Objects that have never left Kenya before are now traveling America.
“World on the Horizon: Swahili Arts Across the Indian Ocean” is an exhibition opening Sunday and on display until Feb. 10 at the Fowler Museum. It brings together art and artifacts from East Africa, exploring ideas of location and trade through cultural connectivity, said Allyson Purpura, a co-curator of the traveling exhibition and senior curator at the Krannert Art Museum. The exhibition’s opening program is Saturday from 6 p.m.-9 p.m., and aims to explore the Swahili coast’s significance to the rest of the world.
“All of the sections come together around materiality, space, and mobility,” Purpura said. “Mobility moves throughout the entire exhibition. … This space gives us an arena to explore the aesthetics and lives of their (transcultural) region.”
Purpura said mobility and materiality manifest themselves through the objects, creating an interconnected web of cultures when moving between regions. The mobility seen throughout the exhibition not only comes from where artifacts are found, but also the origins of visual qualities, such as the form and decorative elements, she said.
Erica P. Jones, associate curator of African arts at the Fowler, said the theme of the exhibition it to show Africa, especially the Swahili coast, positioned as an influential facet of the trade world. Jones said most people know about migratory patterns away from Africa, in the slave trade and other similar events. However, the exhibition is focused on how the coast engaged with the broader trade world from their home base, Jones said.
“There were number of pieces of jewelry that were collected and worn in Zanzibar, but they were designed with traditions from Central Africa, India and Oman,” Purpura said. “So in one object, you find mobility.”
Purpura said Africa is vital to the global world in terms of trade and culture, and she wanted to tell a story of its connectivity and cultural confluence with other regions of the world. She said she chose the artifacts and art to expand people’s knowledge of the history and aesthetics around the Indian Ocean through the intermingling with other countries and regions.
The exhibition is separated into six sections, including “Architecture of the Port” and “Ocean of Adornment,” looking at objects like doorposts, necklaces and sandals. Jones said objects from certain areas of the Swahili coast help expand on the idea that Africa has material and locational significance to the rest of the world, such as though trade with other countries.
“You start with the object and think of the stories they tell, and you come up with the stories you want to tell, and see if you find objects that instantiate those stories,” Purpura said. “It’s bringing together people from the Western Indian Ocean world, as well as the continent of Africa, as well as Europe – it’s truly a node of the global world.”

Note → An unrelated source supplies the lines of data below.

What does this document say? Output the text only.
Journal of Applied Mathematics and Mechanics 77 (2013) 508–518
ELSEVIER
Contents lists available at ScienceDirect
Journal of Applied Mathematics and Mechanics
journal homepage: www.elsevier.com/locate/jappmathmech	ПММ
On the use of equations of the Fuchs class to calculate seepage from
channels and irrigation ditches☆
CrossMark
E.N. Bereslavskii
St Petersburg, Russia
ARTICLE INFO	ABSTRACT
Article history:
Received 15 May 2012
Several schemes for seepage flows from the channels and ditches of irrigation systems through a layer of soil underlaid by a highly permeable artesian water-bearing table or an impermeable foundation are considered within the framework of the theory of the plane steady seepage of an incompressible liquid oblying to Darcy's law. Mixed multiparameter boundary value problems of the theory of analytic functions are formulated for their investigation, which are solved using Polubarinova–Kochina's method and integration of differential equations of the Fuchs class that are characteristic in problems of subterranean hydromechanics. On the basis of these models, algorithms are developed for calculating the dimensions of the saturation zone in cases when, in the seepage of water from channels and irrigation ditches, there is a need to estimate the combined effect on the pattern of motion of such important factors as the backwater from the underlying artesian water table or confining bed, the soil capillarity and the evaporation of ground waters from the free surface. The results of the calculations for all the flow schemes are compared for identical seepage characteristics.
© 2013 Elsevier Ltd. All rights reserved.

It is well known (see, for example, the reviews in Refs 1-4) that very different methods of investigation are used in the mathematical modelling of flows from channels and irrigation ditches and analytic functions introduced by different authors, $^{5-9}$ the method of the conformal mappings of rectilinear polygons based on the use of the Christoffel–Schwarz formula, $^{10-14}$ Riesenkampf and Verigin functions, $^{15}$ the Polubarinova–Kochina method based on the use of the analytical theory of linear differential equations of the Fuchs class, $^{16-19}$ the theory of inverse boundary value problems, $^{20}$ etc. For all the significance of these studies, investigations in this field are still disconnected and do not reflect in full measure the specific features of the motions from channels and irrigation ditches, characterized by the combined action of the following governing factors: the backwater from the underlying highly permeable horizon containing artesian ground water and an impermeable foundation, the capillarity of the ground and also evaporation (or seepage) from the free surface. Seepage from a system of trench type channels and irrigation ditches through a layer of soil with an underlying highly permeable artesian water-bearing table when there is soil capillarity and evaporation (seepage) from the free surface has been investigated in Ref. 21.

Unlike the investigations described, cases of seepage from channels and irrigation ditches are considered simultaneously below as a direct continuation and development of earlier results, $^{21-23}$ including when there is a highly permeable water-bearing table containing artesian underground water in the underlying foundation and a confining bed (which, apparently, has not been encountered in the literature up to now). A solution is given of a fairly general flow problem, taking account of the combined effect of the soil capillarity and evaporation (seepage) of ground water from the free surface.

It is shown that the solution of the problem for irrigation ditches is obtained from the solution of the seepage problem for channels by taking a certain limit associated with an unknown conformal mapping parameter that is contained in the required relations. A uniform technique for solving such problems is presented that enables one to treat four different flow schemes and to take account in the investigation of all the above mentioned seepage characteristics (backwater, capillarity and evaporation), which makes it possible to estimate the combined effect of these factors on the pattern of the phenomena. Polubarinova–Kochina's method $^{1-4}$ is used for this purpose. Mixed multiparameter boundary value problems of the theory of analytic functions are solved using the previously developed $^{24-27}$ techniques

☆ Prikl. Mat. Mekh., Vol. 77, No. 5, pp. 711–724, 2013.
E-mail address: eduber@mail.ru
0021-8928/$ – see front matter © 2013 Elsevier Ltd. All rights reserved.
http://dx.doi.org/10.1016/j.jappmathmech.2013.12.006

Jones said the six sections are located in a way that allow for a progressive narrowing of perspectives as one walks through the exhibition, from looking at the broader trade routes in and around East Africa, to architecture of the Swahili coast, to personal items of people living in these areas.
Sebastian Clough, director of exhibitions at the Fowler, designed the layout of the exhibition to embody the visual experience of “World on the Horizon.” He said his design was meant to mimic the architectural designs used in the Swahili coast, like niches in walls used to display objects. Clough said he created display cases that mimic the way objects are displayed in East Africa with the hollowed out shelves. He said the flow of the displays allows for a distinct identity of cultural exchange for the collection, rather than a piecemeal, assortment of objects through the distinct sections of the exhibition.
“What’s interesting about this show is that it blurs the line between fine art and utilitarian objects,” Clough said. “So when you look around, there’s body adornment, kitchen and household things, there’s architectural elements and what we consider as art. All those things are presented together without much distinction.”
Jones said the collection is a jewelry box of treasures because of the mix of small aesthetic items with larger, majestic architectural pieces. She said she hopes the exhibition will bring awareness to culture and life on the Swahili coast that people may not be aware of.
“You can see how this community is so outward looking, how they are looking toward this world on the horizon, how they are creating a sense of self and a sense of community by this outward looking ethos,” Jones said.